Namun, perhitungan pasti kerugian negara ini perlu dilakukan oleh ahli keuangan. Besaran kerugian negara ini juga bisa jadi berbeda di tahun kejadian atau pada jumlah di masing-masing komponennya. “Misalnya apakah setiap komponen itu di 2023 juga berlangsung di 2018, 2019, 2020, dan seterusnya. Kan, ini juga harus dilakukan pengecekan,” ujar Harli. 

Melansir dari keterangan resmi Kejaksaan Agung, kerugian negara sementara mencapai Rp 193,7 triliun. Kerugian ini terbagi menjadi lima komponen, yaitu: 

1. Kerugian Ekspor Minyak Mentah Dalam Negeri sekitar Rp 35 triliun. 
2. Kerugian Impor Minyak Mentah melalui DMUT/Broker sekitar Rp 2,7 triliun. 
3. Kerugian Impor BBM melalui DMUT/Broker sekitar Rp 9 triliun. 
4. Kerugian Pemberian Kompensasi (2023) sekitar Rp 126 triliun. 
5. Kerugian Pemberian Subsidi (2023) sekitar Rp 21 triliun.

Kendati, untuk mengetahui kerugian negara Pertamina yang disebut Rp193,7 triliun tersebut penting peranan para ahli. Sehingga Kejagung tidak asal-asalan dalam menentukan kerugian negara. 

“Harusnya didasarkan pada audit dari BPK,” kata pakar hukum pidana dari Universitas Trisakti (Usakti) Abdul Fickar Hadjar kepada Monitorindonesia.com, Jumat (14/3/2025).

Abdul Fickar Hadjar
Abdul Fickar Hadjar (Foto: Dok MI)

Menurut dia, peran Badan Pemeriksa Keuangan (BPK) di awal penyelidikan perkara korupsi itu sangat strategis. "Sepanjang sudah di-back up dengan perhitungan kerugian negara dari ahli, penyelidikan perkara sudah bisa jalan," tandasnya.

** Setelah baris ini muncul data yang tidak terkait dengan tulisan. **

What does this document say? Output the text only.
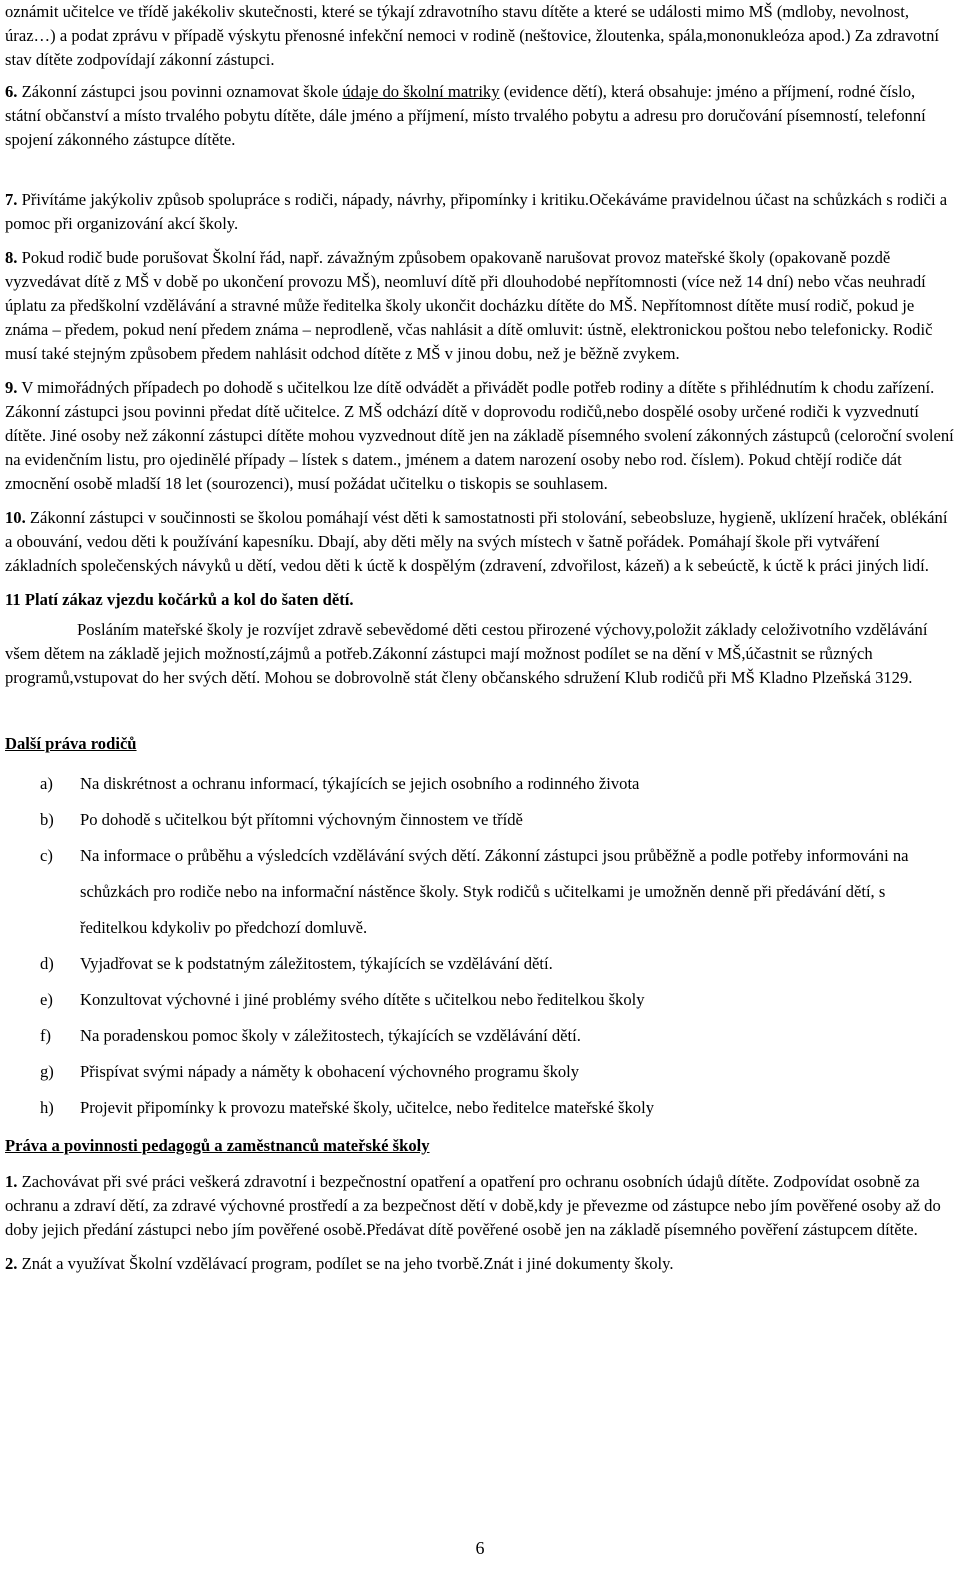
oznámit učitelce ve třídě jakékoliv skutečnosti, které se týkají zdravotního stavu dítěte a které se události mimo MŠ (mdloby, nevolnost, úraz…) a podat zprávu v případě výskytu přenosné infekční nemoci v rodině (neštovice, žloutenka, spála,mononukleóza apod.) Za zdravotní stav dítěte zodpovídají zákonní zástupci.

6. Zákonní zástupci jsou povinni oznamovat škole údaje do školní matriky (evidence dětí), která obsahuje: jméno a příjmení, rodné číslo, státní občanství a místo trvalého pobytu dítěte, dále jméno a příjmení, místo trvalého pobytu a adresu pro doručování písemností, telefonní spojení zákonného zástupce dítěte.

7. Přivítáme jakýkoliv způsob spolupráce s rodiči, nápady, návrhy, připomínky i kritiku.Očekáváme pravidelnou účast na schůzkách s rodiči a pomoc při organizování akcí školy.

8. Pokud rodič bude porušovat Školní řád, např. závažným způsobem opakovaně narušovat provoz mateřské školy (opakovaně pozdě vyzvedávat dítě z MŠ v době po ukončení provozu MŠ), neomluví dítě při dlouhodobé nepřítomnosti (více než 14 dní) nebo včas neuhradí úplatu za předškolní vzdělávání a stravné může ředitelka školy ukončit docházku dítěte do MŠ. Nepřítomnost dítěte musí rodič, pokud je známa – předem, pokud není předem známa – neprodleně, včas nahlásit a dítě omluvit: ústně, elektronickou poštou nebo telefonicky. Rodič musí také stejným způsobem předem nahlásit odchod dítěte z MŠ v jinou dobu, než je běžně zvykem.

9. V mimořádných případech po dohodě s učitelkou lze dítě odvádět a přivádět podle potřeb rodiny a dítěte s přihlédnutím k chodu zařízení. Zákonní zástupci jsou povinni předat dítě učitelce. Z MŠ odchází dítě v doprovodu rodičů,nebo dospělé osoby určené rodiči k vyzvednutí dítěte. Jiné osoby než zákonní zástupci dítěte mohou vyzvednout dítě jen na základě písemného svolení zákonných zástupců (celoroční svolení na evidenčním listu, pro ojedinělé případy – lístek s datem., jménem a datem narození osoby nebo rod. číslem). Pokud chtějí rodiče dát zmocnění osobě mladší 18 let (sourozenci), musí požádat učitelku o tiskopis se souhlasem.

10. Zákonní zástupci v součinnosti se školou pomáhají vést děti k samostatnosti při stolování, sebeobsluze, hygieně, uklízení hraček, oblékání a obouvání, vedou děti k používání kapesníku. Dbají, aby děti měly na svých místech v šatně pořádek. Pomáhají škole při vytváření základních společenských návyků u dětí, vedou děti k úctě k dospělým (zdravení, zdvořilost, kázeň) a k sebeúctě, k úctě k práci jiných lidí.

11 Platí zákaz vjezdu kočárků a kol do šaten dětí.

Posláním mateřské školy je rozvíjet zdravě sebevědomé děti cestou přirozené výchovy,položit základy celoživotního vzdělávání všem dětem na základě jejich možností,zájmů a potřeb.Zákonní zástupci mají možnost podílet se na dění v MŠ,účastnit se různých programů,vstupovat do her svých dětí. Mohou se dobrovolně stát členy občanského sdružení Klub rodičů při MŠ Kladno Plzeňská 3129.

Další práva rodičů

a) Na diskrétnost a ochranu informací, týkajících se jejich osobního a rodinného života
b) Po dohodě s učitelkou být přítomni výchovným činnostem ve třídě
c) Na informace o průběhu a výsledcích vzdělávání svých dětí. Zákonní zástupci jsou průběžně a podle potřeby informováni na schůzkách pro rodiče nebo na informační nástěnce školy. Styk rodičů s učitelkami je umožněn denně při předávání dětí, s ředitelkou kdykoliv po předchozí domluvě.
d) Vyjadřovat se k podstatným záležitostem, týkajících se vzdělávání dětí.
e) Konzultovat výchovné i jiné problémy svého dítěte s učitelkou nebo ředitelkou školy
f) Na poradenskou pomoc školy v záležitostech, týkajících se vzdělávání dětí.
g) Přispívat svými nápady a náměty k obohacení výchovného programu školy
h) Projevit připomínky k provozu mateřské školy, učitelce, nebo ředitelce mateřské školy

Práva a povinnosti pedagogů a zaměstnanců mateřské školy

1. Zachovávat při své práci veškerá zdravotní i bezpečnostní opatření a opatření pro ochranu osobních údajů dítěte. Zodpovídat osobně za ochranu a zdraví dětí, za zdravé výchovné prostředí a za bezpečnost dětí v době,kdy je převezme od zástupce nebo jím pověřené osoby až do doby jejich předání zástupci nebo jím pověřené osobě.Předávat dítě pověřené osobě jen na základě písemného pověření zástupcem dítěte.

2. Znát a využívat Školní vzdělávací program, podílet se na jeho tvorbě.Znát i jiné dokumenty školy.

6
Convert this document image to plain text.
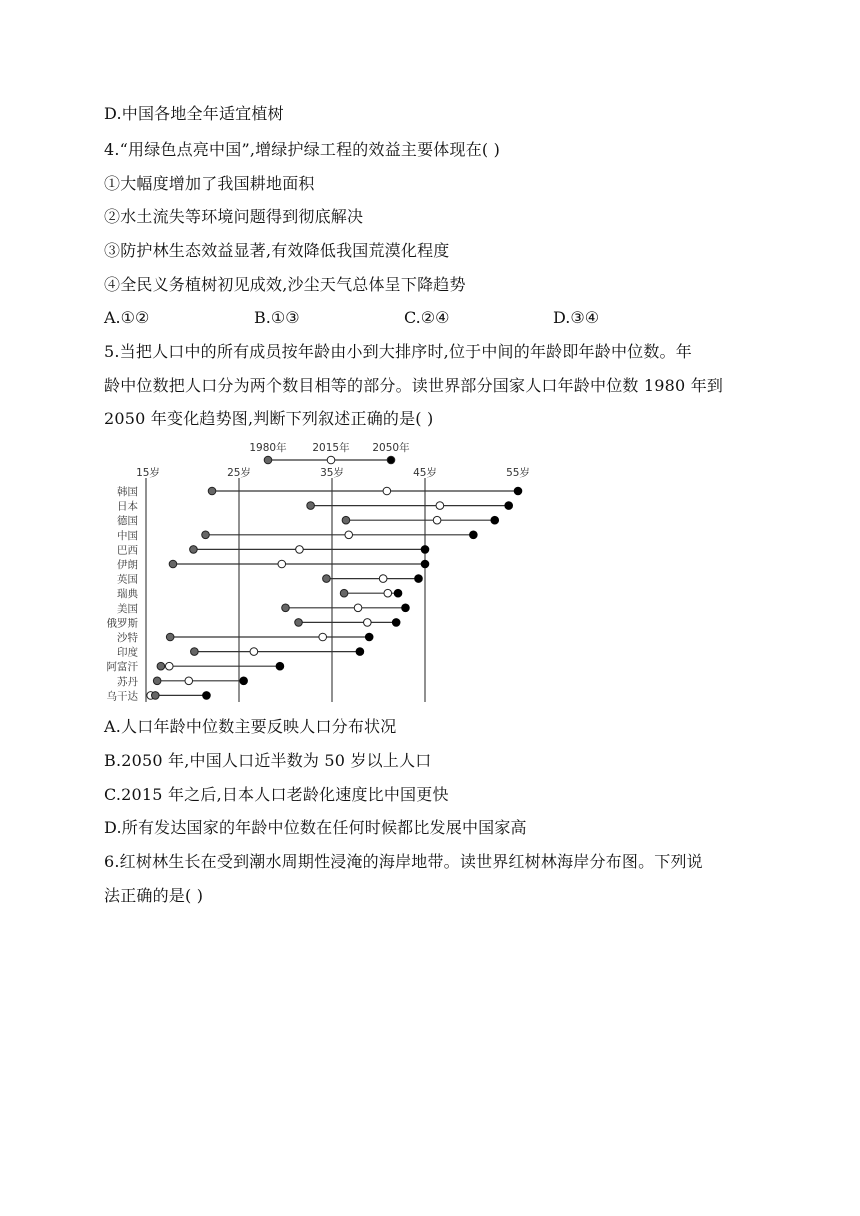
D.中国各地全年适宜植树
4.“用绿色点亮中国”,增绿护绿工程的效益主要体现在( )
①大幅度增加了我国耕地面积
②水土流失等环境问题得到彻底解决
③防护林生态效益显著,有效降低我国荒漠化程度
④全民义务植树初见成效,沙尘天气总体呈下降趋势
A.①②	B.①③	C.②④	D.③④
5.当把人口中的所有成员按年龄由小到大排序时,位于中间的年龄即年龄中位数。年
龄中位数把人口分为两个数目相等的部分。读世界部分国家人口年龄中位数 1980 年到
2050 年变化趋势图,判断下列叙述正确的是( )
15岁	25岁	35岁	45岁	55岁
1980年 2015年 2050年
韩国
日本
德国
中国
巴西
伊朗
英国
瑞典
美国
俄罗斯
沙特
印度
阿富汗
苏丹
乌干达
A.人口年龄中位数主要反映人口分布状况
B.2050 年,中国人口近半数为 50 岁以上人口
C.2015 年之后,日本人口老龄化速度比中国更快
D.所有发达国家的年龄中位数在任何时候都比发展中国家高
6.红树林生长在受到潮水周期性浸淹的海岸地带。读世界红树林海岸分布图。下列说
法正确的是( )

Adapun korupsi yang menyelimuti PT Pertamina itu menunjukkan kebobrokan dan masih banyaknya celah kebocoran. Dalam hal tata kelola pengadaan minyak mentah dan produk kilang misalnya, ternyata masih sengkarut. 

Hal ini berujung pada pemborosan hingga berpotensi merugikan keuangan negara melalui perusahaan pelat merah itu. Hal itu merujuk laporan Badan Pemeriksa Keuangan (BPK) tahun 2018-2021.

Bahwa Laporan Hasil Pemeriksaan (LHP) dengan Tujuan Tertentu atas Pengadaan Minyak Mentah dan Produk Kilang Tahun 2018 sampai dengan Semester I Tahun 2021 pada PT Pertamina (Persero), Subholding dan Instansi Terkait Lainnya di Jakarta, Jawa Barat dan Jawa Tengah dengan nomor 40/AUDITAMA VII/PDTT/04/2022 itu turut diketahui dan ditanda tangani Nicke Widyawati sebagai Direktur Utama PT Pertamina pada 13 April 2022 terdapat sejumlah masalah.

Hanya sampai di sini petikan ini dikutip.